Growth and Development of Salvia splendens as Affected by Pot Volume

in HortScience

Salvia splendens `Top burgundy' was grown in pots of different sizes (5, 50, 150, and 450 mL) to assess the effect of rooting volume on the growth and development of salvia. Seeds were planted in a peat-lite growing medium and plants grown in a greenhouse during the winter and spring of 1996. Plants were spaced far enough apart to minimize mutual shading and interplant light competition. Plants were harvested at weekly intervals and shoot and root dry mass and leaf area were measured. Relative growth rate (RGR) and net assimilation rate were calculated from these data. Differences in plant size became evident at 25 days after seeding. A small pot size (5 mL) decreased root and shoot dry mass, RGR, and NAR, while increasing the root:shoot ratio. Differences between the pot sizes became more apparent during the course of the experiment.
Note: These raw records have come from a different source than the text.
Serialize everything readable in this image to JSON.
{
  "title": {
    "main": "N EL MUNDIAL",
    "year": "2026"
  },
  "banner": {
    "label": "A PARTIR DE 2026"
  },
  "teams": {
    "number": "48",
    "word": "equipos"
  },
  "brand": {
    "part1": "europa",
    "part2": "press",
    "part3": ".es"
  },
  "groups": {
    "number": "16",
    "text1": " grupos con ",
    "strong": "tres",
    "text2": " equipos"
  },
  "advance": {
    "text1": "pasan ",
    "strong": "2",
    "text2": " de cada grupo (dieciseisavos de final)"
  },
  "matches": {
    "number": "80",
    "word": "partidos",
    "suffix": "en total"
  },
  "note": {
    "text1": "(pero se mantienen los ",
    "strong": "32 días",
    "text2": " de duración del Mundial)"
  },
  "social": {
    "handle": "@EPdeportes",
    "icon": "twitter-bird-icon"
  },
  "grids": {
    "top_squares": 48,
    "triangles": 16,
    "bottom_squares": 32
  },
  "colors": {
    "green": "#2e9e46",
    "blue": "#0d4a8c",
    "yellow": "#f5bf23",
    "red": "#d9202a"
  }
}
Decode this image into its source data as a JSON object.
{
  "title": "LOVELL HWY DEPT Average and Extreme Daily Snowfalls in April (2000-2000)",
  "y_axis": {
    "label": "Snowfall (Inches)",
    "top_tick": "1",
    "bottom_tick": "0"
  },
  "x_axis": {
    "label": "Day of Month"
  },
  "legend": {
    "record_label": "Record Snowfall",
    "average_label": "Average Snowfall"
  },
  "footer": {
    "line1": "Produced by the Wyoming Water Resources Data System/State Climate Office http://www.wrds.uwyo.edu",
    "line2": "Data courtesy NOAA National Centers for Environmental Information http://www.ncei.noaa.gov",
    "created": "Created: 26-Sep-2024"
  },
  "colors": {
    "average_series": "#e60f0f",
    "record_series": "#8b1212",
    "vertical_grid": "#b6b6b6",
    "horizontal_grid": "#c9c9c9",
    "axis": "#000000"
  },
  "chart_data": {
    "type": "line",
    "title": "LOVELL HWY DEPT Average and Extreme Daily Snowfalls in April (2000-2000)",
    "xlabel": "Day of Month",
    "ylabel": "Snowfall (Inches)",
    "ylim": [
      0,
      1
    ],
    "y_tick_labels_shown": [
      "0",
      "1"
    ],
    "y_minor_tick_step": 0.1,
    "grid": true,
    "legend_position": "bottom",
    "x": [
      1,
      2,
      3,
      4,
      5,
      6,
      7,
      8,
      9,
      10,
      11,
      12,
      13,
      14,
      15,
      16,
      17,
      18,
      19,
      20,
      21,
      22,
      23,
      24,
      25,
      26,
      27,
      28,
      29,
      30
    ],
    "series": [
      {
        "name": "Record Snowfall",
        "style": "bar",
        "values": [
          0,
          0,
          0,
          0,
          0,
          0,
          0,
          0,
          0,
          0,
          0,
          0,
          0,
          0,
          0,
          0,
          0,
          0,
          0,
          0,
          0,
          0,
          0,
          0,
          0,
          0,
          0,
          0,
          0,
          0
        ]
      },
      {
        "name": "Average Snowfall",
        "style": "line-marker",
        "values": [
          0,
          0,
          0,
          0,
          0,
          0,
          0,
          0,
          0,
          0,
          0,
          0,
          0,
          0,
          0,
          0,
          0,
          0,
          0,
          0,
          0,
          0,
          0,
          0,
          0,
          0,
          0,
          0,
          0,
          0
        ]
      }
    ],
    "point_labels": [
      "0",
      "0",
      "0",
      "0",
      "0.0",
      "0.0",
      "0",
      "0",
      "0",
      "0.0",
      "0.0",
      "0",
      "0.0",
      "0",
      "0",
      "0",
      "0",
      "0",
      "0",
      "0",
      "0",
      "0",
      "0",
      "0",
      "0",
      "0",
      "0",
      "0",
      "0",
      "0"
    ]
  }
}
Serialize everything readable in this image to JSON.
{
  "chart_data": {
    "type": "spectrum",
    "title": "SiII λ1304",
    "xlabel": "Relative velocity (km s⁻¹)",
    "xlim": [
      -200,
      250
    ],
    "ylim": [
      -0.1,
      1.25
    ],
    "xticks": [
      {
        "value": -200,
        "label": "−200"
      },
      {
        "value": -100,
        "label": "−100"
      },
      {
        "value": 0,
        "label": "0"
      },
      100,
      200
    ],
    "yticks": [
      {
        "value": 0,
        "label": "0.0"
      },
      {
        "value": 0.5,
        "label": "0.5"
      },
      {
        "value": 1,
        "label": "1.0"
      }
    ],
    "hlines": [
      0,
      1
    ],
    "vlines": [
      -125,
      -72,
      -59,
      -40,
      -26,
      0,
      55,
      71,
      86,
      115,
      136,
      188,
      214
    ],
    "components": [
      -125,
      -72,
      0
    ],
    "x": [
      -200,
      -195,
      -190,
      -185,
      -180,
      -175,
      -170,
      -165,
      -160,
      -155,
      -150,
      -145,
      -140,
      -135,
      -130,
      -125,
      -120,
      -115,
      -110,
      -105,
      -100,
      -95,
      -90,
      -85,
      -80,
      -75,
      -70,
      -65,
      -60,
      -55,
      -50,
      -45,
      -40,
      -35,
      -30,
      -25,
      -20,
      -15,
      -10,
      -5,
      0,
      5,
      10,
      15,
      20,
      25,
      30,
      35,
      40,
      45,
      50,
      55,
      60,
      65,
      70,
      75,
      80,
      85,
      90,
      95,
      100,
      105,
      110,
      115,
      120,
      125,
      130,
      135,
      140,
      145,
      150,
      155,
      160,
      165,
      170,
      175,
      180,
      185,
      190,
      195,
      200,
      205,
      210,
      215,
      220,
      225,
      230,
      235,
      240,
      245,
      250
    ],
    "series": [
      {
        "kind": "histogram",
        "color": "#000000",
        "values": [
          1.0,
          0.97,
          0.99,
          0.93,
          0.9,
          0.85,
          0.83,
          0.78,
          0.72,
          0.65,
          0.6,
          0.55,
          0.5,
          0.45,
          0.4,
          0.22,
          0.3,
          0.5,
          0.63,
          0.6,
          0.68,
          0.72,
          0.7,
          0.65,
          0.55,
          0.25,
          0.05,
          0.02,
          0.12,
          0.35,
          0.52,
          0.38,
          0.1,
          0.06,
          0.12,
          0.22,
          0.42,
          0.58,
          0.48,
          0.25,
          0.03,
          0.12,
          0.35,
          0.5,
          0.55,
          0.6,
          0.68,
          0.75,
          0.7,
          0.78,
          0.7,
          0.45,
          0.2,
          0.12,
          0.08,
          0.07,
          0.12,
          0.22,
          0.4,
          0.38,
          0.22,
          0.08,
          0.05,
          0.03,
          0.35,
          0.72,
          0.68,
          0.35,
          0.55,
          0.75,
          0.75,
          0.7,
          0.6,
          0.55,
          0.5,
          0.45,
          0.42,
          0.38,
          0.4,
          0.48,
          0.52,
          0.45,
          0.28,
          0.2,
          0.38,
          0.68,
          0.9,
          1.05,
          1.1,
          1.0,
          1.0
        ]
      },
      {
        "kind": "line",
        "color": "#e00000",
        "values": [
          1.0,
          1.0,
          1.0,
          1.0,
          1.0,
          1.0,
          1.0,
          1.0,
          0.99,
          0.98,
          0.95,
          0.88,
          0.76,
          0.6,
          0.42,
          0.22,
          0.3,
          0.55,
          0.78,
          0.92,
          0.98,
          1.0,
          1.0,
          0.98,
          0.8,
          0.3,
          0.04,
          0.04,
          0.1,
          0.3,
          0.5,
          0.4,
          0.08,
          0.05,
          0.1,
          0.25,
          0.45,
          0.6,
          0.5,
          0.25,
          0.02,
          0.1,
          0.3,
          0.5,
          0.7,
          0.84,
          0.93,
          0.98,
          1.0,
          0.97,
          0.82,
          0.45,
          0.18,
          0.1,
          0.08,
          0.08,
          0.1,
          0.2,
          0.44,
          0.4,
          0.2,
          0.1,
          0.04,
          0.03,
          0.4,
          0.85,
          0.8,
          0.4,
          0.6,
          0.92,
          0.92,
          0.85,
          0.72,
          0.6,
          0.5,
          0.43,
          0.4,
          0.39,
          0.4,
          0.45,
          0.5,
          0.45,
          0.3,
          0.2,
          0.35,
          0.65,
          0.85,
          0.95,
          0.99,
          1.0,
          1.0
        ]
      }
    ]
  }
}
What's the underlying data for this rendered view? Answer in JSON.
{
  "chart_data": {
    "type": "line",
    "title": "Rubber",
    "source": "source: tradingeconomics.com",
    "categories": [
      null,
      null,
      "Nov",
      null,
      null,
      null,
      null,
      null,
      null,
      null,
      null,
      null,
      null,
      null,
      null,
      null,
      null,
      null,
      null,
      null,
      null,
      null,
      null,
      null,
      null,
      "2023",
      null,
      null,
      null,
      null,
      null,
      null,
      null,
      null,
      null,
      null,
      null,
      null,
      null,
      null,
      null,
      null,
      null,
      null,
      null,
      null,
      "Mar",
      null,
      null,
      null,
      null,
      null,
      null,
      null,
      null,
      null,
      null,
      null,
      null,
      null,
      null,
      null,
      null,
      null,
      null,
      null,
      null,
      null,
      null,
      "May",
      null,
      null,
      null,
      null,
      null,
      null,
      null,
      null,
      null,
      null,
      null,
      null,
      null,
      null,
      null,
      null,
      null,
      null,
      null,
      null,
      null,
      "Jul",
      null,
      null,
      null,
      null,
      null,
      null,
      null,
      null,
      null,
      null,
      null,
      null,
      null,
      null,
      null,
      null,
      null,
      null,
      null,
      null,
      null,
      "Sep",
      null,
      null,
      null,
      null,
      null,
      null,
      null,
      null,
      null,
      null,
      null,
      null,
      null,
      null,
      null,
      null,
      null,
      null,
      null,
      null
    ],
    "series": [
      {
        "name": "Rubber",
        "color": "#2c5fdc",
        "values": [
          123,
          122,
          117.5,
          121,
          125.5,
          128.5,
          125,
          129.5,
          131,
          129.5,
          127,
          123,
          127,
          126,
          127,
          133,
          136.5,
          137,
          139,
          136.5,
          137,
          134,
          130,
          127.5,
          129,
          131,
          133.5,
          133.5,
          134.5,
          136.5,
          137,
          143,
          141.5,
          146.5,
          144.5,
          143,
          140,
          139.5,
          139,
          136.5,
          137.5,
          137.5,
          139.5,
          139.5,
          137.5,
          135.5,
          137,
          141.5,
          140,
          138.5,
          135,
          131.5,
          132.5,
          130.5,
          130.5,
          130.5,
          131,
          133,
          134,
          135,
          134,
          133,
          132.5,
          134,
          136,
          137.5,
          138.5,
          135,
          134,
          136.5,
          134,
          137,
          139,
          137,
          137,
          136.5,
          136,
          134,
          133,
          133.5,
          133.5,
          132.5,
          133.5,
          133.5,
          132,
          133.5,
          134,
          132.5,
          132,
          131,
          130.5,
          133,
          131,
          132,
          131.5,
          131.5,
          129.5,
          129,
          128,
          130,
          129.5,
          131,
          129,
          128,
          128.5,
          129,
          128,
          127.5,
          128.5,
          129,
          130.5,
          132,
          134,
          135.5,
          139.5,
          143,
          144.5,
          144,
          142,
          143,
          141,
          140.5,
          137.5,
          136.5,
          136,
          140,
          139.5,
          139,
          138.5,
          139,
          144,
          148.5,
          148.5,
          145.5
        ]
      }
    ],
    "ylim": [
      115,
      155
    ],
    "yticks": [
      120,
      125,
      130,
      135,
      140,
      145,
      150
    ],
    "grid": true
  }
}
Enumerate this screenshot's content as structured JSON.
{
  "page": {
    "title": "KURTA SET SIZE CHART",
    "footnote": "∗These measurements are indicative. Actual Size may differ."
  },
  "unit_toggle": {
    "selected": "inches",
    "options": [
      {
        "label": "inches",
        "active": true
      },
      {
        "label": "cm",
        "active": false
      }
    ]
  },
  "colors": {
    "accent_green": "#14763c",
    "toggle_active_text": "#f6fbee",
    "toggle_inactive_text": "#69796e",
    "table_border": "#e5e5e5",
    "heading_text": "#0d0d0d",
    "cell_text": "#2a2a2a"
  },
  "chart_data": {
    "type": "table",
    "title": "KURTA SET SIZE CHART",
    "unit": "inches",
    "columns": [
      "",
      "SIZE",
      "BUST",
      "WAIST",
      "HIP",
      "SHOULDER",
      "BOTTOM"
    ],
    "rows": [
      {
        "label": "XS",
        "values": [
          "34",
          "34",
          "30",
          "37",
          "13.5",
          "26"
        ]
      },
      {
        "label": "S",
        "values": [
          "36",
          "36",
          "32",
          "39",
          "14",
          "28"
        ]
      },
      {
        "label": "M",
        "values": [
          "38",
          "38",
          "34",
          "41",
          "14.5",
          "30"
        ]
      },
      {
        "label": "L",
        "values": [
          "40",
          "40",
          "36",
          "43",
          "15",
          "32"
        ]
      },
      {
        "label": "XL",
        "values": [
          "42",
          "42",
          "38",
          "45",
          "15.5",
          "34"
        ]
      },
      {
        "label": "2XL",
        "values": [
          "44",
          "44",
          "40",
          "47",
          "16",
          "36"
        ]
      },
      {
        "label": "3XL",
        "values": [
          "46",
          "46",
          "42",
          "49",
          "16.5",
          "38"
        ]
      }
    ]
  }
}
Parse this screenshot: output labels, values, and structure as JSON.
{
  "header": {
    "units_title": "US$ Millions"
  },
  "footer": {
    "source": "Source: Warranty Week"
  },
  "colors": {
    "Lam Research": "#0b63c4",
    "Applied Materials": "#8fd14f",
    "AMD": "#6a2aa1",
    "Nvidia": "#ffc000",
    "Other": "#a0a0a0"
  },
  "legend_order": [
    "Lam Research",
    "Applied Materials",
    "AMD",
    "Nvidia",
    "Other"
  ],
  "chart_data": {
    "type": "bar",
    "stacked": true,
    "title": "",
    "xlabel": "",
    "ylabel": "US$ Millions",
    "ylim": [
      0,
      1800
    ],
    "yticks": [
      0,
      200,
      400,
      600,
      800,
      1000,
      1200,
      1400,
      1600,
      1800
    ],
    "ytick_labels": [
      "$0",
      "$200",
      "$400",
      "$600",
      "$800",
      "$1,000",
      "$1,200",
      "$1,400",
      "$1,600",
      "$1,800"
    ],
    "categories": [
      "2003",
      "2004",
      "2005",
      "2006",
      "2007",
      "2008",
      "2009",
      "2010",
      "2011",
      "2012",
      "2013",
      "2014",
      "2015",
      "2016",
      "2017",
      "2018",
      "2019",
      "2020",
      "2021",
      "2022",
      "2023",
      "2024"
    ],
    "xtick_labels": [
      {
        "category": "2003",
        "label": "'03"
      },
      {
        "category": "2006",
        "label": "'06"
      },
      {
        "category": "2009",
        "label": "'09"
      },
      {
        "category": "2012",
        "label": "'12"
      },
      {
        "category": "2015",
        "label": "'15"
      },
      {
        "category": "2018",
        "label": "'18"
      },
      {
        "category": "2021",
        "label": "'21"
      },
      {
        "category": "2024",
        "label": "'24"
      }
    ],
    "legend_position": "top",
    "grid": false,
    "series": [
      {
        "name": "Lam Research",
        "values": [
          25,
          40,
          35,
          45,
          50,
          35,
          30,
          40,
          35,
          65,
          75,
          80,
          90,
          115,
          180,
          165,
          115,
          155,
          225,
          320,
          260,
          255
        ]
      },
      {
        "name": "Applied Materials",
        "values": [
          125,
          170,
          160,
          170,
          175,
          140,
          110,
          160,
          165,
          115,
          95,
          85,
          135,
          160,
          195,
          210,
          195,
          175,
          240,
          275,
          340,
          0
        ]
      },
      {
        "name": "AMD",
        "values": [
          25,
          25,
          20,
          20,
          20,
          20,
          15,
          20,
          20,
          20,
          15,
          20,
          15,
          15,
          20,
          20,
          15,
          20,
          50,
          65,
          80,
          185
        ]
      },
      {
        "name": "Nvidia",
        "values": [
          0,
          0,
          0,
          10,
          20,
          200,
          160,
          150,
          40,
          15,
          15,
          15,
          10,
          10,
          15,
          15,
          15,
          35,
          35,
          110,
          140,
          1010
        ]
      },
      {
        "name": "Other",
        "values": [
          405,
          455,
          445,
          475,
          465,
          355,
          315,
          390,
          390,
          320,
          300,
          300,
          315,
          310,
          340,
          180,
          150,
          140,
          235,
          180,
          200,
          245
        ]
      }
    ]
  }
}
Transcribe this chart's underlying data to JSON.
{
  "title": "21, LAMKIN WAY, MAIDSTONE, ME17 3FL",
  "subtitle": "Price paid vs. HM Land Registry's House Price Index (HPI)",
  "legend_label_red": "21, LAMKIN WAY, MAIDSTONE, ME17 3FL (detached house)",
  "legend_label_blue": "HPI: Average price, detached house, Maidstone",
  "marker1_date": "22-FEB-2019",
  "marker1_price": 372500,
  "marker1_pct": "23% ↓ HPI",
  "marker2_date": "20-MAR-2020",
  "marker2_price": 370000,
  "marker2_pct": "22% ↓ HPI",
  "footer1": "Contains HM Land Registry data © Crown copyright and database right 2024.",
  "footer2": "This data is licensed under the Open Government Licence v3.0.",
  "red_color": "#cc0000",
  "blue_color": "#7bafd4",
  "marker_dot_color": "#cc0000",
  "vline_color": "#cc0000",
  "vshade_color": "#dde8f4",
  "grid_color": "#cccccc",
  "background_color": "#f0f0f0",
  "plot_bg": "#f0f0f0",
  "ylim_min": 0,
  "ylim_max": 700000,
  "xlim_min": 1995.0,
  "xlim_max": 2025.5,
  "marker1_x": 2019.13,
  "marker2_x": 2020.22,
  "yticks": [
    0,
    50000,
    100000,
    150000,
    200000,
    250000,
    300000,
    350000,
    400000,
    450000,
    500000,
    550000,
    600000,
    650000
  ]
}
The observation that root: shoot ratio decreased with increasing pot volume suggests that the decreased plant size in smaller pots was not the direct effect of reduced root size. Growth most likely was limited by the ability of the roots to supply the shoots with sufficient water and/or nutrients. Pot volume did not only affect the growth, but also the development of the plants. Salvia flowered faster in bigger pots (about 50 days after seeding in 450-mL pots), while the plants in 5-mL cells did not flower during the 9-week period of the experiment.